I’m not an expert on the subject. I keep up with the news as much as my mental health allows me, but that seems petty to me. People in Ukraine are losing everything now, and I’m complaining about not being able to mentally handle hearing about it.
One thought that keeps rolling in my head is, what’s going on with people with disabilities there? I haven’t heard a single word about PWD in Ukraine. I assume that PWD are living there, or were. I have absolutely no idea. I’ll have to do some research when I get a chance.
Also, if any of you have information or know a PWD living over there, please connect with me on social media. I would love to learn more.
If I were living there, I’d be worried about the building I was living in and if it’s even possible for me to board a bus or train to get to a safe location. I’d also worry about my caregivers and if I’d be stranded in my bed.
Sadly, stories such as that rarely get mentioned, but they should be included in all coverage.
Lately, there’s been more talk regarding an increase in gas prices. Now, I don’t drive, but I am concerned.
As a PWD with 24/7 care, I rely on caregivers being able to get to my place. Some of them do drive. Whenever I hear about rising gases, I sometimes get a bit worried that over time, fuel will become too expensive for them to drive to work, especially for PSW.
When there’s a severe shortage of PSW, the last thing we need is fuel costs adding to the problem.
A rise in gas prices also affects those that use both public transit and taxis, and Uber. All of those services will also raise their prices in order to cover their costs. In turn, this will also lead to less money for those needing transportation to get to work.
So, even though some PWD don’t drive, we’re still affected by it, just like everyone else.
This also goes along with my crazy theory that people with disabilities are, in fact, people too.
In other news…
The Paralympic Games are underway in Beijing. As of right now, Canada has three medals.
One gold, one silver, and one bronze.
Ongoing coverage of the 2022 Paralympic Games can be found online through CBC, Sportsnet, and AMI.

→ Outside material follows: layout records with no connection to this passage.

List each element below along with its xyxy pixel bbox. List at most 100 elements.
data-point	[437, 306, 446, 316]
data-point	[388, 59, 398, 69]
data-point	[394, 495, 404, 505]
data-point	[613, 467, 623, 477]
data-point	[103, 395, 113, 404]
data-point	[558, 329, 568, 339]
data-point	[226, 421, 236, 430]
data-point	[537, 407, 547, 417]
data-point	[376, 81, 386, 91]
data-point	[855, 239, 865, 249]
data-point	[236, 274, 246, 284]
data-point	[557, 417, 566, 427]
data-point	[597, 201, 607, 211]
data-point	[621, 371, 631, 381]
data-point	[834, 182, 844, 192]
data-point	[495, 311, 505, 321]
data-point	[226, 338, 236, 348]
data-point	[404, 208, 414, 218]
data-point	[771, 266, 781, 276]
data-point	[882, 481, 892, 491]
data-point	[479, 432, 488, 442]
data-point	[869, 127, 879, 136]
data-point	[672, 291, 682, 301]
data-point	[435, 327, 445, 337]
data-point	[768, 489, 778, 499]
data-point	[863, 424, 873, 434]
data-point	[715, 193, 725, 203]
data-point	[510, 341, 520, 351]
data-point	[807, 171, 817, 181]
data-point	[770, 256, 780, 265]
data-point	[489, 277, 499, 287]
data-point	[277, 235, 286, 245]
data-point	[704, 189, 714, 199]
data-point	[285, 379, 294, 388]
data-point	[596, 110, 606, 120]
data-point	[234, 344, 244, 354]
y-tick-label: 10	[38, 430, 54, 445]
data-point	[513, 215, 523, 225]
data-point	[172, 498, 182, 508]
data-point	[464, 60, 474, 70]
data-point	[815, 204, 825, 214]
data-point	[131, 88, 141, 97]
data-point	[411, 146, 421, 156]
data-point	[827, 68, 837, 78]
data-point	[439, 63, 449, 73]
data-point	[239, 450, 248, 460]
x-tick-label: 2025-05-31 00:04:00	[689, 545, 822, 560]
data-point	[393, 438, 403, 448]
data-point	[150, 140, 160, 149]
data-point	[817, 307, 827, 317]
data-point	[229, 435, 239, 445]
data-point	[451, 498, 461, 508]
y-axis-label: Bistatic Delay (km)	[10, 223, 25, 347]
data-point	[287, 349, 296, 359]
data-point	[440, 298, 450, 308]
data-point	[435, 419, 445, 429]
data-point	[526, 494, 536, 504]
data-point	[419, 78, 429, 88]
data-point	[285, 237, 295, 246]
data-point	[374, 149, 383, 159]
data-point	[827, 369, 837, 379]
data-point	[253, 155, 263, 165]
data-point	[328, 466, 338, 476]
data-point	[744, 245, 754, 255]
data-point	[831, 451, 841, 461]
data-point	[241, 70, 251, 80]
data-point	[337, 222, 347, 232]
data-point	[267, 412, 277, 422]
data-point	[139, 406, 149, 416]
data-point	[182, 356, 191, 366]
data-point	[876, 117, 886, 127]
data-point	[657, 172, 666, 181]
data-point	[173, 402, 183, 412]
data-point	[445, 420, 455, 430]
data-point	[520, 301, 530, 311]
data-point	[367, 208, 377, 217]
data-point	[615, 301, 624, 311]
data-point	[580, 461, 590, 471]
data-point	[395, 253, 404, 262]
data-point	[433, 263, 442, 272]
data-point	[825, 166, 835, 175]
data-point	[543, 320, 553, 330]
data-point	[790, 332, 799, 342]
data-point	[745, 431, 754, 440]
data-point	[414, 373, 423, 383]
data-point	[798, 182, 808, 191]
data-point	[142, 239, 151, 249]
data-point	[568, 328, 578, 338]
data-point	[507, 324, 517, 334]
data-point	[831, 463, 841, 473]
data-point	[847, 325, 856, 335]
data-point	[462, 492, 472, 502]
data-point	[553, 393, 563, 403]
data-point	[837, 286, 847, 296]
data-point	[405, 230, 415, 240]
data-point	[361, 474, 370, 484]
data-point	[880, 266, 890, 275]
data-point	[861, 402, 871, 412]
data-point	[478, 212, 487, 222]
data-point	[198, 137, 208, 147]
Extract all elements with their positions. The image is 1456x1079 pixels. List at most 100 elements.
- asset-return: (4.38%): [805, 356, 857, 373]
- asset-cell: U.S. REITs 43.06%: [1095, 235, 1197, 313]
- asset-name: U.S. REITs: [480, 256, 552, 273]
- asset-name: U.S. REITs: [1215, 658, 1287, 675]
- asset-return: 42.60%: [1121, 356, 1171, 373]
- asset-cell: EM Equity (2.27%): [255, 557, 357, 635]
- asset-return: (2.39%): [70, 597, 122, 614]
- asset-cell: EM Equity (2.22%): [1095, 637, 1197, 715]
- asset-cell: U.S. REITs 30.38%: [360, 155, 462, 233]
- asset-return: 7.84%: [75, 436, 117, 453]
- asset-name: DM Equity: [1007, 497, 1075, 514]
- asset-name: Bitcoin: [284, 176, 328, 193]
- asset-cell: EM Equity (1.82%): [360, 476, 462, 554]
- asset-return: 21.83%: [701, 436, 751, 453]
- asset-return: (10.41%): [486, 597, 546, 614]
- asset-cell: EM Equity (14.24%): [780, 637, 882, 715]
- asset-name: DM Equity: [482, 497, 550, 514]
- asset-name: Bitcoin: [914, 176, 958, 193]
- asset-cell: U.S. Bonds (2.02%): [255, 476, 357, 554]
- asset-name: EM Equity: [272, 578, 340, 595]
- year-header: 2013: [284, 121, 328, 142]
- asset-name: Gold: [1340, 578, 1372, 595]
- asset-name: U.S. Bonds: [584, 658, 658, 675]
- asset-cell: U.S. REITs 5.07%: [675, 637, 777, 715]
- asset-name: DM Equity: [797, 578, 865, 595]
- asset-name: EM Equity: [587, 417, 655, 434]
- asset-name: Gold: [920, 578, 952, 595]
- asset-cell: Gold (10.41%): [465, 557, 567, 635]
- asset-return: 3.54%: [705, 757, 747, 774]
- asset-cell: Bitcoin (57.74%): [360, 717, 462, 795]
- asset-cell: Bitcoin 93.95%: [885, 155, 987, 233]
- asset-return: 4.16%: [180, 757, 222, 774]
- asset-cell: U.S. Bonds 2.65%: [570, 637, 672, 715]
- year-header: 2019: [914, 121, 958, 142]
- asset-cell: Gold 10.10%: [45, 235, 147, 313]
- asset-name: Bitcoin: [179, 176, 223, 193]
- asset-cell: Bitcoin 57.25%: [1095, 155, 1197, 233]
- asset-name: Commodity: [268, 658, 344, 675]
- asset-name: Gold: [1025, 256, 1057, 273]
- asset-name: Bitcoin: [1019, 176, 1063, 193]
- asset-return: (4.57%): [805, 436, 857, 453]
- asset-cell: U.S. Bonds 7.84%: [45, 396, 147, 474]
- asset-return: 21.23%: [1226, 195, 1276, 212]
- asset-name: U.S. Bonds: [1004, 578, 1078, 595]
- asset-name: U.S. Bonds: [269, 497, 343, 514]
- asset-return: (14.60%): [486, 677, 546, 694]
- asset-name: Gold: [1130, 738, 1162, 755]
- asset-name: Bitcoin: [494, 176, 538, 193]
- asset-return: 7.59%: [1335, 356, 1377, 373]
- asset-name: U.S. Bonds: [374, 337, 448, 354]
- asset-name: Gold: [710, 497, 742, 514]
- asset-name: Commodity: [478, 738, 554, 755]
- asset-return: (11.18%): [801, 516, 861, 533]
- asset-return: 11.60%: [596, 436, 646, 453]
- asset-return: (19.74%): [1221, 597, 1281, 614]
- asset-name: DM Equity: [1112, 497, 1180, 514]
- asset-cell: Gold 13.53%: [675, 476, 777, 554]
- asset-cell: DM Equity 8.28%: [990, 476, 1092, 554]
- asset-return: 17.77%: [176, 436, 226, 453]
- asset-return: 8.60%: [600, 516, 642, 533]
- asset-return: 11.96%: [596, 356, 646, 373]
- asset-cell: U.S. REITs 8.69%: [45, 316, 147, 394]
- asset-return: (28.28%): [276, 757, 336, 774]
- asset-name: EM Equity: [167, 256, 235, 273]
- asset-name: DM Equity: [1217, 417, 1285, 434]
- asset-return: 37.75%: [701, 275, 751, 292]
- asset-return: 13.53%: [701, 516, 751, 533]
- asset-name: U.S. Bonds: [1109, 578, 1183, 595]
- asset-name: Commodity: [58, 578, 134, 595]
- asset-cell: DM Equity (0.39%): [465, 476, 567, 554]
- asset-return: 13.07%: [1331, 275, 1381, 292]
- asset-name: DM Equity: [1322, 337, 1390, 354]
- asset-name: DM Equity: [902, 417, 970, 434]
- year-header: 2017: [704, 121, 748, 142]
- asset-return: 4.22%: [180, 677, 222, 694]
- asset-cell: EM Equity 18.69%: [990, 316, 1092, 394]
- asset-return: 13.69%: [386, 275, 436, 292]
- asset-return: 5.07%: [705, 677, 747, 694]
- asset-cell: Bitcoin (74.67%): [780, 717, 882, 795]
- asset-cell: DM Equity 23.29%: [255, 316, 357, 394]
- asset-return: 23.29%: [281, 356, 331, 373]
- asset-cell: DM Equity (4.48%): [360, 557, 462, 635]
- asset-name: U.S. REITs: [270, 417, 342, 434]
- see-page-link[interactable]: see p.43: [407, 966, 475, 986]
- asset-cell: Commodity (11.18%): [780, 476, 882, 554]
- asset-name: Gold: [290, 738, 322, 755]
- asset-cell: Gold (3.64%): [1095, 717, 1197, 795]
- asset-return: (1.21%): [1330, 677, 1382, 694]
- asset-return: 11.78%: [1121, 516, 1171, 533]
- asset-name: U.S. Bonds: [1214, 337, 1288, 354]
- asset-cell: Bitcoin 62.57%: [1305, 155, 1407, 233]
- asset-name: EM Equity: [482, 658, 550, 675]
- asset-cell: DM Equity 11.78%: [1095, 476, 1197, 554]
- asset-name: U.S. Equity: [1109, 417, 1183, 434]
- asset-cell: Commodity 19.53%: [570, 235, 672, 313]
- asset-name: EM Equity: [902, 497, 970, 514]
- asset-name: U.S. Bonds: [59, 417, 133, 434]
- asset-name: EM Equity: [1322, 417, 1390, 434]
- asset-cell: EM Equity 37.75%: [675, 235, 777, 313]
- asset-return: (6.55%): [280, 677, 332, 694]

For a complete schedule, go to: https://paralympic.ca/beijing-2022-broadcast-schedule
I haven’t checked it out yet.
Among my favourites include hockey and skiing events.
Good luck to all of our Paralympians in their events. Also, have fun, and be safe.
Last week, there was much discussion regarding local businesses in Centretown that were forced to shut down during the occupation. To assist small businesses that were affected, the Ontario government is providing up to $11.5 million.
Several business owners spoke out following the announcement, saying that the money wasn’t enough to cover their losses.
Now, I don’t own a business, and my math skills never seem to add up.
However, as a person with a disability, who has lived in Centretown for almost thirty years, I have a possible solution.
Make your store wheelchair accessible.
If a business isn’t wheelchair accessible, they’re not allowing certain customers in. Because of that, they’re missing out on money.
There are far too many businesses in Centretown that aren’t wheelchair accessible. I’m talking about bars & restaurants, coffee shops, clothing stores, small bookstores, etc. etc.
Just take a walk down Elgin, Sussex, or in the ByWard Market.
In some cases, it’s almost impossible to make their business wheelchair accessible due to the building’s age. That’s not always the case, though.
Many local businesses refuse to use portable ramps, such as the ones provided for FREE from StopGap. A small portable ramp will allow more customers into your stores.
More customers = more money
And that’s math that even I can understand.